Peut-être un peu alcoolisé pour commencer la journée...

Mais s'il s'agit du déjeuner (dominical ?), les tasses me paraissent bien grandes -- ce qui n'a rien de surprenant en Allemagne ou en Suisse alémanique, contrées où l'autochtone ne recule pas devant une grande tasse de café au lait pour conclure son déjeuner. Le concept d'espresso ou de ristretto n'a pas franchi les Alpes, du moins à cette époque.

J'aperçois le pot de crème.

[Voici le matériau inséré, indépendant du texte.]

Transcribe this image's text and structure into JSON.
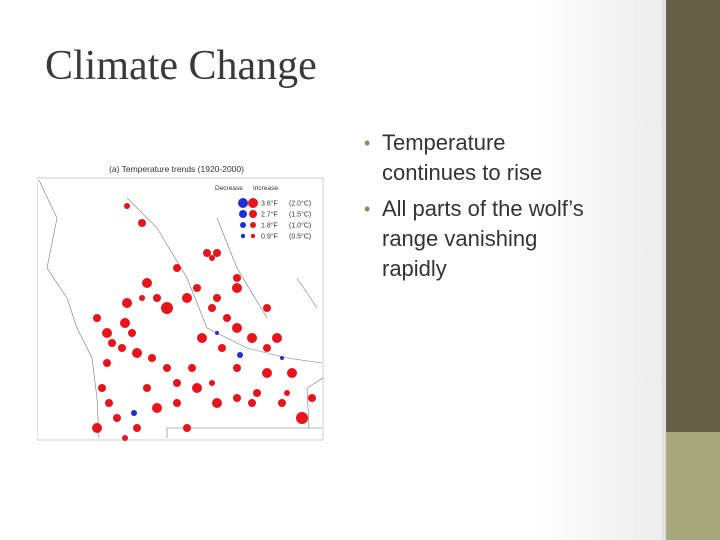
{
  "slide": {
    "title": "Climate Change",
    "bullets": [
      {
        "lines": [
          "Temperature",
          "continues to rise"
        ]
      },
      {
        "lines": [
          "All parts of the wolf’s",
          "range vanishing",
          "rapidly"
        ]
      }
    ],
    "map": {
      "title": "(a) Temperature trends (1920-2000)",
      "legend": {
        "decrease": "Decrease",
        "increase": "Increase",
        "rows": [
          {
            "f": "3.6°F",
            "c": "(2.0°C)"
          },
          {
            "f": "2.7°F",
            "c": "(1.5°C)"
          },
          {
            "f": "1.8°F",
            "c": "(1.0°C)"
          },
          {
            "f": "0.9°F",
            "c": "(0.5°C)"
          }
        ]
      }
    }
  }
}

Il s'agit donc d'un grand "(café) crème", peut-être servi à l'occasion du goûter... Dans ce cas, il manque indéniablement une pâtisserie. Faute de goût impardonnable outre-Rhin.

Peut-être s'agit-il d'un de ces "déjeuners/dîners entre hommes" chers à Maupassant ? La carafe de cognac (de brandy ou d'eau eau de vie) plaiderait en ce sens, mais j'ai quelques doutes. De toute évidence, l'absence de cigares et/ou d'éléments typiquement masculins (comme le désordre, par exemple) infirme cette hypothèse.

Conclusion : collation post-déjeuner d'un couple de bourgeois de Suisse alémanique, comme en attestent la nappe empesée et repassée (par la domestique), les tasses en porcelaine joliment ouvragées, la carafe et les verres de belle facture, les petites cuillères en argent qui dépassent timidement des soucoupes, la cafetière de style japonais ou chinois, le sucre offert en abondance, le petit pot de crème et le sens de l'ordre ménager qui sans conteste règne sur la maisonnée...

yves said...

mazette ! je suis mouché ! profond respect admiratif face à cette analyse de situation digne d'un metteur en scène.
quel talent AC.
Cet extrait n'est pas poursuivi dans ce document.